Unsere Kirchengemeinde setzt sich aus Menschen unterschiedlicher sozialer Schichten zusammen. Die meisten Bewohner sind arm und leben in einfachen Blechhütten mit unzureichender Wasser- und Stromversorgung. Es gibt sechs Außenstationen und viele kleine christliche Gemeinschaften. Die Kirchen sind nur zwei bis fünf Kilometer voneinander entfernt, aber die Straßen sind nicht asphaltiert, was die Mobilität der Menschen einschränkt.

In unserer Pfarrei St. Mary in Mukuru werden wir – Pater George Njoroge Mungai, 52, und ich – von vielen Laien unterstützt, darunter sechs Katechisten, 45 Animatoren des Päpstlichen Kindermissionswerks und 30 Animatoren der Missionarischen Jugendbewegung.

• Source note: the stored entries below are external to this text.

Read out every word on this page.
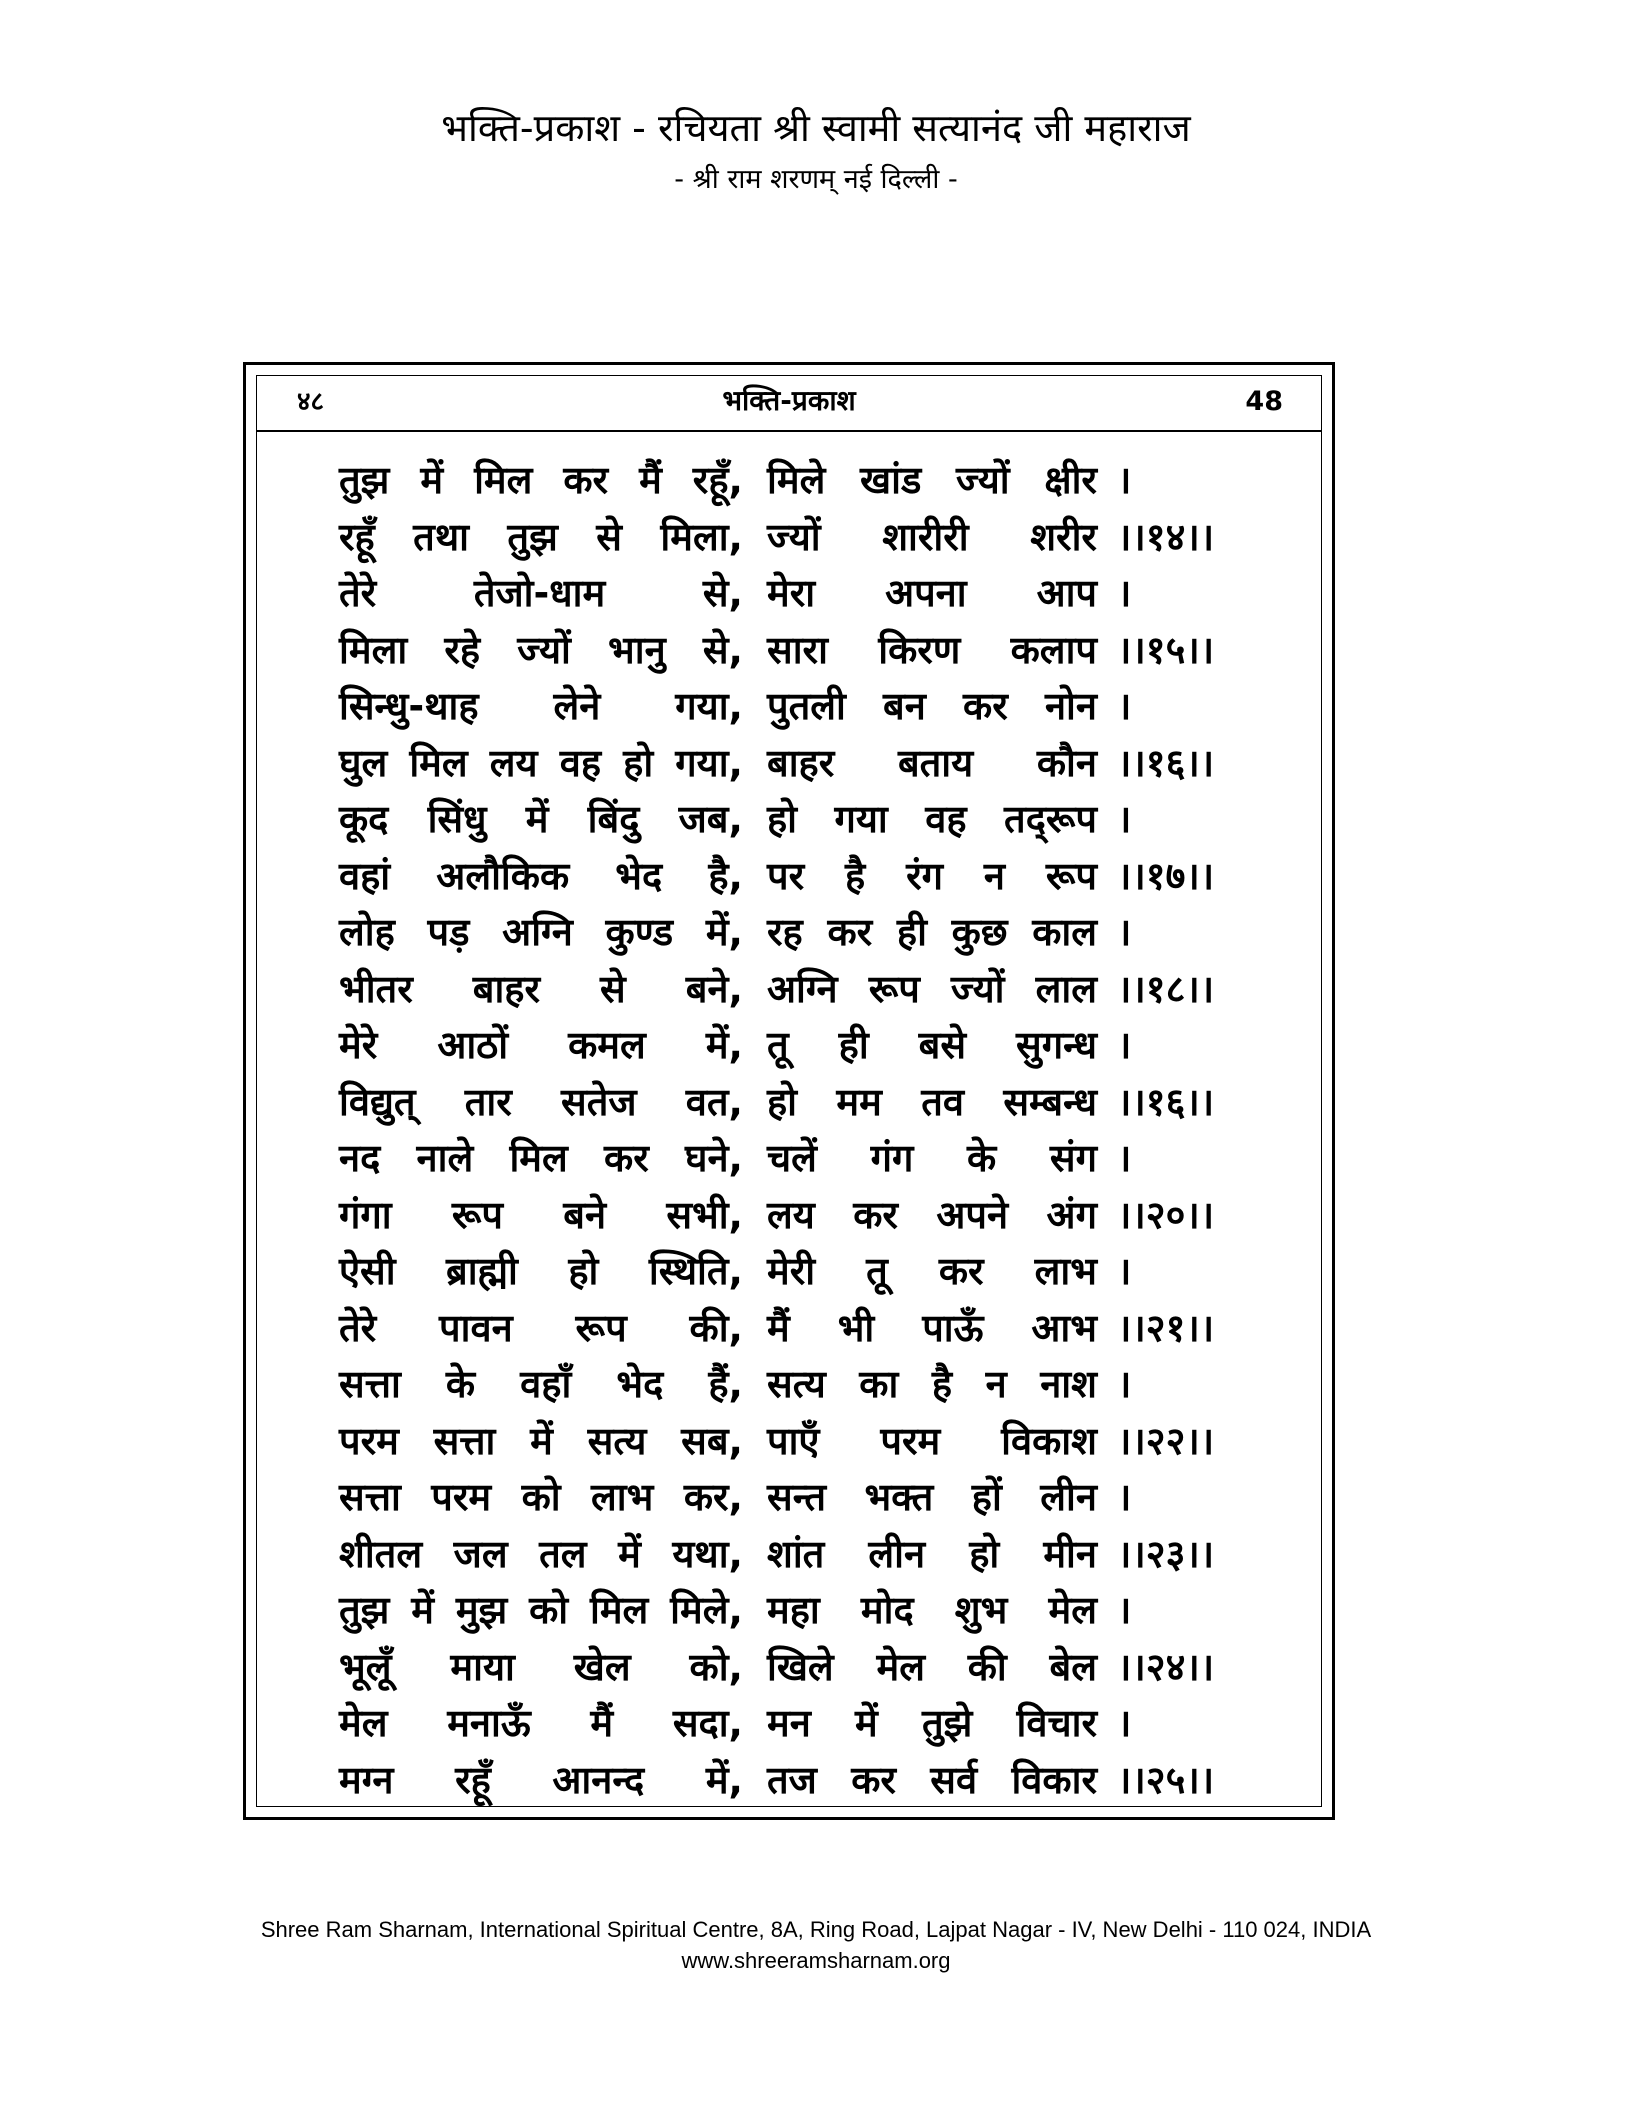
भक्ति-प्रकाश - रचियता श्री स्वामी सत्यानंद जी महाराज
- श्री राम शरणम् नई दिल्ली -
४८	भक्ति-प्रकाश	48
तुझ में मिल कर मैं रहूँ, मिले खांड ज्यों क्षीर ।
रहूँ तथा तुझ से मिला, ज्यों शारीरी शरीर ।।१४।।
तेरे	तेजो-धाम	से, मेरा अपना आप ।
मिला रहे ज्यों भानु से, सारा किरण कलाप ।।१५।।
सिन्धु-थाह लेने गया, पुतली बन कर नोन ।
घुल मिल लय वह हो गया, बाहर बताय कौन ।।१६।।
कूद सिंधु में बिंदु जब, हो गया वह तद्‌रूप ।
वहां अलौकिक भेद है, पर है रंग न रूप ।।१७।।
लोह पड़ अग्नि कुण्ड में, रह कर ही कुछ काल ।
भीतर बाहर से बने, अग्नि रूप ज्यों लाल ।।१८।।
मेरे आठों कमल में, तू ही बसे सुगन्ध ।
विद्युत् तार सतेज वत, हो मम तव सम्बन्ध ।।१६।।
नद नाले मिल कर घने, चलें गंग के संग ।
गंगा रूप बने सभी, लय कर अपने अंग ।।२०।।
ऐसी ब्राह्मी हो स्थिति, मेरी तू कर लाभ ।
तेरे पावन रूप की, मैं भी पाऊँ आभ ।।२१।।
सत्ता के वहाँ भेद हैं, सत्य का है न नाश ।
परम सत्ता में सत्य सब, पाएँ परम विकाश ।।२२।।
सत्ता परम को लाभ कर, सन्त भक्त हों लीन ।
शीतल जल तल में यथा, शांत लीन हो मीन ।।२३।।
तुझ में मुझ को मिल मिले, महा मोद शुभ मेल ।
भूलूँ माया खेल को, खिले मेल की बेल ।।२४।।
मेल मनाऊँ मैं सदा, मन में तुझे विचार ।
मग्न रहूँ आनन्द में, तज कर सर्व विकार ।।२५।।
Shree Ram Sharnam, International Spiritual Centre, 8A, Ring Road, Lajpat Nagar - IV, New Delhi - 110 024, INDIA
www.shreeramsharnam.org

Es gibt hier drei Spiritanerschulen, die Kindern aus den Slums zu einer angemessenen Schulbildung verhelfen: Holy Ghost-Libermann Academy (Grundschule), Holy Ghost Elite Academy (Grundschule) und St. Bakhita Primary School und Junior Secondary School (Grundschule und weiterführende Schule).

Patenschaften für Schüler

Bildung ist sehr wichtig, aber für die meisten Eltern eine kostspielige Angelegenheit. Deshalb betreuen wir eine Gruppe von Sekundarschülern, die entweder Waisen sind oder deren Eltern das Schulgeld nicht aufbringen können.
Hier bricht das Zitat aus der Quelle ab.